Both achieve the same goal of focusing learning on hard problems, but by directing compute where it matters rather than spending it uniformly and discounting it later. For recent work along these lines, see Knapsack RL [3] and AR3PO [4].
You eventually need to optimize pass@1. The end goal is single-shot performance — the model should reliably produce correct answers on the first try. Optimizing pass@k encourages the model to place some probability mass on correct solutions, but it doesn’t pressure the model to make the correct solution the most likely one.
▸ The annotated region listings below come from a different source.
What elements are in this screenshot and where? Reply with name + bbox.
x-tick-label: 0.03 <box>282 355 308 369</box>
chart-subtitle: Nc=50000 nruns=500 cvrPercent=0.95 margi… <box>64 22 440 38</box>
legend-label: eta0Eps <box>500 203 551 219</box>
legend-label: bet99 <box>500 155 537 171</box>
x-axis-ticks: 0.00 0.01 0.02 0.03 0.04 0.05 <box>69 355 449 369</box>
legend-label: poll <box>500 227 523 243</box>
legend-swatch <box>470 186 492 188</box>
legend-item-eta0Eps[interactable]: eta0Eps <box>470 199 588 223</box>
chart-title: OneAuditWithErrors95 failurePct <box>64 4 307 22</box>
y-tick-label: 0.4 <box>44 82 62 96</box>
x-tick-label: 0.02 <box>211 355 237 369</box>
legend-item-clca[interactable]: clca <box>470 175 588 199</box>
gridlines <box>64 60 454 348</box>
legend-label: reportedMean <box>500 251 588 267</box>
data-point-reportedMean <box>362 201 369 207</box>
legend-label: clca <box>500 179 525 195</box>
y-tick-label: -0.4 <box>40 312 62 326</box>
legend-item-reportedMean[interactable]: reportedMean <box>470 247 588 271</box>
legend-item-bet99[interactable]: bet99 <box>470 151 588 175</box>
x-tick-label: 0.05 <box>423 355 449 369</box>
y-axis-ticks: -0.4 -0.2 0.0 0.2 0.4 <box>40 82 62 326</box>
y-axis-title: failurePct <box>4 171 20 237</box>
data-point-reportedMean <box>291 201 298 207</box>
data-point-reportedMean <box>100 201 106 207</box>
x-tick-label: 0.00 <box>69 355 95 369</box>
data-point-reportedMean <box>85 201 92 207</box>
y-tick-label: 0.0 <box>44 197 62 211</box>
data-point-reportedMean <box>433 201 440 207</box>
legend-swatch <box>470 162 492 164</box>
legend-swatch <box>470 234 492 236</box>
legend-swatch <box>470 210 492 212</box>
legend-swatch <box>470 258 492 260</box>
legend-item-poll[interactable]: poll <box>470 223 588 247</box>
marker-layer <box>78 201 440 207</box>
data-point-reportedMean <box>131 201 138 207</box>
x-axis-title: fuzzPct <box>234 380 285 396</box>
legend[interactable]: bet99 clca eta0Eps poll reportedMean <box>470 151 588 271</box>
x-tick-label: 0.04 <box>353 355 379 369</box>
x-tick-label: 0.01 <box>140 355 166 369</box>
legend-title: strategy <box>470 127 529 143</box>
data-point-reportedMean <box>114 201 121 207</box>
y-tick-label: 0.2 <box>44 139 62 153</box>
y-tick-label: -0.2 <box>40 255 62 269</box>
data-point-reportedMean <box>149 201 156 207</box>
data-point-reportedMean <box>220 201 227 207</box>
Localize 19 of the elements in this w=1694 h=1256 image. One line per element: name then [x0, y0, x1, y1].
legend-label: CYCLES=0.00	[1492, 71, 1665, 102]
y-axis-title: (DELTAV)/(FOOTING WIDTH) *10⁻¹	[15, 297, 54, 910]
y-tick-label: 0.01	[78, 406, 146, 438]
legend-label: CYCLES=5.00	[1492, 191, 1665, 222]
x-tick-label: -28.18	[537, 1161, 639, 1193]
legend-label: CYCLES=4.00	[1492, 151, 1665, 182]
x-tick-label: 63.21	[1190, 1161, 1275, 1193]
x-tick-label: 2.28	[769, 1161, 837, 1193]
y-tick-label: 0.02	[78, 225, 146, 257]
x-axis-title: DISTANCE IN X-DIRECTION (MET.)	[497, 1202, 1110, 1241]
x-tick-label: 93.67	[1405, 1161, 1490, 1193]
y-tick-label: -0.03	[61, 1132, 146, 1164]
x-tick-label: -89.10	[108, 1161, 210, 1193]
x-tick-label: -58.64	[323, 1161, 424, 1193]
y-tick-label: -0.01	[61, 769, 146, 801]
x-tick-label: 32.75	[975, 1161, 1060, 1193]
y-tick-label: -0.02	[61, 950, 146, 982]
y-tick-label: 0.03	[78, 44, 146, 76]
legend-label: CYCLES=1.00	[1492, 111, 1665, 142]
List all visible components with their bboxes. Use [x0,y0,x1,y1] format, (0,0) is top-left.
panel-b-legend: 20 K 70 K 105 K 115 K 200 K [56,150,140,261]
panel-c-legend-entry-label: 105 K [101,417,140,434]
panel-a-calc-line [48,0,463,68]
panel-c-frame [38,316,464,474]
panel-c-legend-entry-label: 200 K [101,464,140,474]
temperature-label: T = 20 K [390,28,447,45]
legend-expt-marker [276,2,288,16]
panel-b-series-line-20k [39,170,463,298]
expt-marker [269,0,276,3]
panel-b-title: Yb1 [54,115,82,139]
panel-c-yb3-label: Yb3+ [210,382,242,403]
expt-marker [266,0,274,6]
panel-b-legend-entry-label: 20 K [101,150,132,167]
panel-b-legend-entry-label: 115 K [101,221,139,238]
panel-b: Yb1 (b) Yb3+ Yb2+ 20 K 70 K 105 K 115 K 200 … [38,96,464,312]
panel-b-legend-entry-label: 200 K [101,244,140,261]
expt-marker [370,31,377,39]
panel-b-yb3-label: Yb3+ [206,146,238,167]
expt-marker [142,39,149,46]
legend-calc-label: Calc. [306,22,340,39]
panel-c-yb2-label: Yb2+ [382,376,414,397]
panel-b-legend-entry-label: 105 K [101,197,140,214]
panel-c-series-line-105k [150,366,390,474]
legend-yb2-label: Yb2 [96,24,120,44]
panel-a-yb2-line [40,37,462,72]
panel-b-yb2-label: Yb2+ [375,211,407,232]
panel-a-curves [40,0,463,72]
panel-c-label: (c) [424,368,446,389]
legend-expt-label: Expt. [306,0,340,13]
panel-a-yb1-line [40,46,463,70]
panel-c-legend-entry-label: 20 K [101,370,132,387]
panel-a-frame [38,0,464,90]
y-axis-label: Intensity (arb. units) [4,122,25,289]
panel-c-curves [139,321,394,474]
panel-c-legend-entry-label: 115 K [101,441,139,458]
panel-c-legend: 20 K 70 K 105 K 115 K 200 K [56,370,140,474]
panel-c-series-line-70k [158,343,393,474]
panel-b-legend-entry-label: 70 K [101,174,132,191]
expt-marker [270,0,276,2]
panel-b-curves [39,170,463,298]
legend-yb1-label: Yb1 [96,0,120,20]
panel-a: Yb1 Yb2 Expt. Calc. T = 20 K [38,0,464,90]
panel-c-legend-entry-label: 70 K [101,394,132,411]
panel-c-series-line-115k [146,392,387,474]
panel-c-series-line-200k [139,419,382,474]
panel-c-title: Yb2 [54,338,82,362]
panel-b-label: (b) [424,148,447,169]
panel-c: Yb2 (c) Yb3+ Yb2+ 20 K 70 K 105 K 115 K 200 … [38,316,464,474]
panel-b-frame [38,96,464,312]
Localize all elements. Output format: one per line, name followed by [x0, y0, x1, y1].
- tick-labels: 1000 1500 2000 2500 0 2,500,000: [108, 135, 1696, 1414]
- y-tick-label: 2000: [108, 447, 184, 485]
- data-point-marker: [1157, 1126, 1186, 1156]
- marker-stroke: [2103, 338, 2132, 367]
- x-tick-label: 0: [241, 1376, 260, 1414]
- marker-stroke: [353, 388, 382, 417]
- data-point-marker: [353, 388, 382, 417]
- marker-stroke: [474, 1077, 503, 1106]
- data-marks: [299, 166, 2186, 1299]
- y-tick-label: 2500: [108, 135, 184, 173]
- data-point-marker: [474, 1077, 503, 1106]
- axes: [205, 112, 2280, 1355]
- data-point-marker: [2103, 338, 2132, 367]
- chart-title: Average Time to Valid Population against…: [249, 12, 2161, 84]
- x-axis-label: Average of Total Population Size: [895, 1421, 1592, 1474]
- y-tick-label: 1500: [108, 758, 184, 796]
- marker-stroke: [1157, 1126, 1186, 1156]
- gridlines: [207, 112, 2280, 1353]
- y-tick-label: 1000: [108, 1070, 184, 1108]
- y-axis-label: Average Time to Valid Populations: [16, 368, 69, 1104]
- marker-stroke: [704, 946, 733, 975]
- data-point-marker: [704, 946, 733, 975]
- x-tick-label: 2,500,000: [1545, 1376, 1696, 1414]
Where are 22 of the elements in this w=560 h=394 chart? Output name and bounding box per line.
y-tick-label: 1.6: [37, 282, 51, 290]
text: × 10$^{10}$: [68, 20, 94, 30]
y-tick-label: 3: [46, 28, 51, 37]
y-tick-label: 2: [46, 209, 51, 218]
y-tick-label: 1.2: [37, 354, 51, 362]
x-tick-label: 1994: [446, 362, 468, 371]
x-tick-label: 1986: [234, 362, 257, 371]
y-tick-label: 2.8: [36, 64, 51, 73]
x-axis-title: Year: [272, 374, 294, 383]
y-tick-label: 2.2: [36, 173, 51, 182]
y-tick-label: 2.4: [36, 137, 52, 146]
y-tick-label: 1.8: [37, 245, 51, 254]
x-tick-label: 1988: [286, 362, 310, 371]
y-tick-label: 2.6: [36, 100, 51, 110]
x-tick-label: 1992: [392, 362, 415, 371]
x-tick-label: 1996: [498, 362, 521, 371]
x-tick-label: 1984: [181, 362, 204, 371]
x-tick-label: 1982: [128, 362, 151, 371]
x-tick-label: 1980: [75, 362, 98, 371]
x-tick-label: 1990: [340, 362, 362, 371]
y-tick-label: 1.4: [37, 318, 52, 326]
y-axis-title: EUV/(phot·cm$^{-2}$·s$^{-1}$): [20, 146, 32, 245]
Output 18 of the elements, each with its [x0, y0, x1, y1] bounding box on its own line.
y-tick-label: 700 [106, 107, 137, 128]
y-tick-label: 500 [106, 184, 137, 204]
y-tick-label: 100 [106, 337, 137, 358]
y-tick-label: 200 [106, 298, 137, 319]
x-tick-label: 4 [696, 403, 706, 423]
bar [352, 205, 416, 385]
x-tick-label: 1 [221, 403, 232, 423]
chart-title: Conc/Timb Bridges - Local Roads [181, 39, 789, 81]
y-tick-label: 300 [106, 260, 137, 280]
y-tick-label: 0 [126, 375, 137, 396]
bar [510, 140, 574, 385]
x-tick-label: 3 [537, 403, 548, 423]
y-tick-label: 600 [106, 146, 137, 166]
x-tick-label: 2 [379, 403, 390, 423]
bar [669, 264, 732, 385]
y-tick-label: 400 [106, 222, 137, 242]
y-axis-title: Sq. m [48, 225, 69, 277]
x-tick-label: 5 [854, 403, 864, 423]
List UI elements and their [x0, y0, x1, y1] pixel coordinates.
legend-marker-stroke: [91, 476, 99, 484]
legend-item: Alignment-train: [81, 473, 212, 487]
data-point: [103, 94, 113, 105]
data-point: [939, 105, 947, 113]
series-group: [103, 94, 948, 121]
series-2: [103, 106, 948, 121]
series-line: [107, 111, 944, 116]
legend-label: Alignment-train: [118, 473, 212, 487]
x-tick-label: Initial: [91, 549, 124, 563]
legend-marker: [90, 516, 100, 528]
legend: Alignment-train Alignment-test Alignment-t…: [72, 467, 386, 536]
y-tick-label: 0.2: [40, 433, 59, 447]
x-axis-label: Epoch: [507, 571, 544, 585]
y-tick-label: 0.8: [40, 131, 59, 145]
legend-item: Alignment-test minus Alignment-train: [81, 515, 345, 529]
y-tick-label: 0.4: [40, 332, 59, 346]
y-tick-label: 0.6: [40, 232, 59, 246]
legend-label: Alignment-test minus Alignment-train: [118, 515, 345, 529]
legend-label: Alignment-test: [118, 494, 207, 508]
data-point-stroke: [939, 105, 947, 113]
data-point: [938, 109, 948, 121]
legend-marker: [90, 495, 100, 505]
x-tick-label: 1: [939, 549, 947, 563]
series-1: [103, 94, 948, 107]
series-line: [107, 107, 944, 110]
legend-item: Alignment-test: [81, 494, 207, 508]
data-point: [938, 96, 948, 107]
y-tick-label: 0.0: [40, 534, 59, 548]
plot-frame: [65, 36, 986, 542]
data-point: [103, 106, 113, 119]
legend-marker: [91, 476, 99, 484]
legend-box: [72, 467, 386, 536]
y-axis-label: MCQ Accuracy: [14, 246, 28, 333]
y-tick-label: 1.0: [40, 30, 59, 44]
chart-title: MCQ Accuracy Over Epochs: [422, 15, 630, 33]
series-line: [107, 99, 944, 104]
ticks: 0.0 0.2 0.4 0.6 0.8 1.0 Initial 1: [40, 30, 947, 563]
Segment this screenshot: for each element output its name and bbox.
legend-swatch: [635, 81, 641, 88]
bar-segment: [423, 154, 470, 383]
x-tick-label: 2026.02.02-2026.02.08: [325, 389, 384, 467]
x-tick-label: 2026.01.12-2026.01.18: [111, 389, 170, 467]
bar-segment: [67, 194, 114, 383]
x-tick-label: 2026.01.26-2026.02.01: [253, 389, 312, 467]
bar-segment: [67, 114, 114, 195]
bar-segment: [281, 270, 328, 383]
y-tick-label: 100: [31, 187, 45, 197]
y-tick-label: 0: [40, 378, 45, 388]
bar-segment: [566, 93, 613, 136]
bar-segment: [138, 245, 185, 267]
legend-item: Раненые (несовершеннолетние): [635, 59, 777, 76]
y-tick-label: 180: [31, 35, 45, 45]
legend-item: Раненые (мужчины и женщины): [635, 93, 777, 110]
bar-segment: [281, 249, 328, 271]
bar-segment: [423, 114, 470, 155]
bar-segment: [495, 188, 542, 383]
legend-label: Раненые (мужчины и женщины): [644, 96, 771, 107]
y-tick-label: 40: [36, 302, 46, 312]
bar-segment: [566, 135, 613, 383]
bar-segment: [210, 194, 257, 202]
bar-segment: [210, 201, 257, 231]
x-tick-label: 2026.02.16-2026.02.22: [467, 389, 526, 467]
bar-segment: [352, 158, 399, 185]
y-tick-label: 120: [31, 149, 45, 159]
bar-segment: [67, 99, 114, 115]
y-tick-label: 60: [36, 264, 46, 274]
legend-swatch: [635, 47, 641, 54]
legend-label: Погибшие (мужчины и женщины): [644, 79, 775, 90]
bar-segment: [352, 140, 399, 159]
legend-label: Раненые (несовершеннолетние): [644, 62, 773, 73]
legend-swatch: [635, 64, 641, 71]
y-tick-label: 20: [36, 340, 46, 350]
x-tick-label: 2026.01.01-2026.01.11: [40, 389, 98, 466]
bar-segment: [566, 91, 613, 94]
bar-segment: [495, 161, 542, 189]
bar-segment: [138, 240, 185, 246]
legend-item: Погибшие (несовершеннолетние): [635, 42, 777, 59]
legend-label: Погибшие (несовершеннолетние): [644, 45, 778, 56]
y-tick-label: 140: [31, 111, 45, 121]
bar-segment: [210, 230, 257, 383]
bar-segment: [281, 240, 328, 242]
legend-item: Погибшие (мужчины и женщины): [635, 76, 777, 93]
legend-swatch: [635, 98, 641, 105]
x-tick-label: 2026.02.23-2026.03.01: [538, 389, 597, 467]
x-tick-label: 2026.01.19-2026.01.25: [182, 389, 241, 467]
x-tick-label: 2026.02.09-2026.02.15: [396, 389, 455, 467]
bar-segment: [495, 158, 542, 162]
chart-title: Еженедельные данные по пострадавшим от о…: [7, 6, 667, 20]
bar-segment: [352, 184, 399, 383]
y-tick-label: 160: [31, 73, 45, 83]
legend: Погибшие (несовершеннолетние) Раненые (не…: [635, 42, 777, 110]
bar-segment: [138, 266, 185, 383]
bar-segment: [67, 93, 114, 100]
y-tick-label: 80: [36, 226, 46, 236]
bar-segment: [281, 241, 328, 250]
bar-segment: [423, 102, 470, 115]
At some point, training must shift back to a pass@1-aligned objective, or the model may plateau with a spread-out distribution that solves problems occasionally but not consistently.
References
[1] Chen, Mark, et al. “Evaluating Large Language Models Trained on Code.” arXiv preprint arXiv:2107.03374 (2021).
[2] Chen, Zhipeng, et al. “Pass@k training for adaptively balancing exploration and exploitation of large reasoning models.” arXiv preprint arXiv:2508.10751 (2025).
[3] Li, Ziniu, et al. “Knapsack rl: Unlocking exploration of llms via optimizing budget allocation.” arXiv preprint arXiv:2509.25849 (2025).
[4] Zhang, Yuheng, et al. “Improving sampling efficiency in rlvr through adaptive rollout and response reuse.” arXiv preprint arXiv:2509.25808 (2025).
[5] Kazdan, Joshua, et al. “Efficient Prediction of Pass@k Scaling in Large Language Models.” arXiv preprint arXiv:2510.05197 (2025).
[6] Hu, Shengding, et al. “Predicting Emergent Abilities with Infinite Resolution Evaluation.” arXiv preprint arXiv:2310.03262 (2023).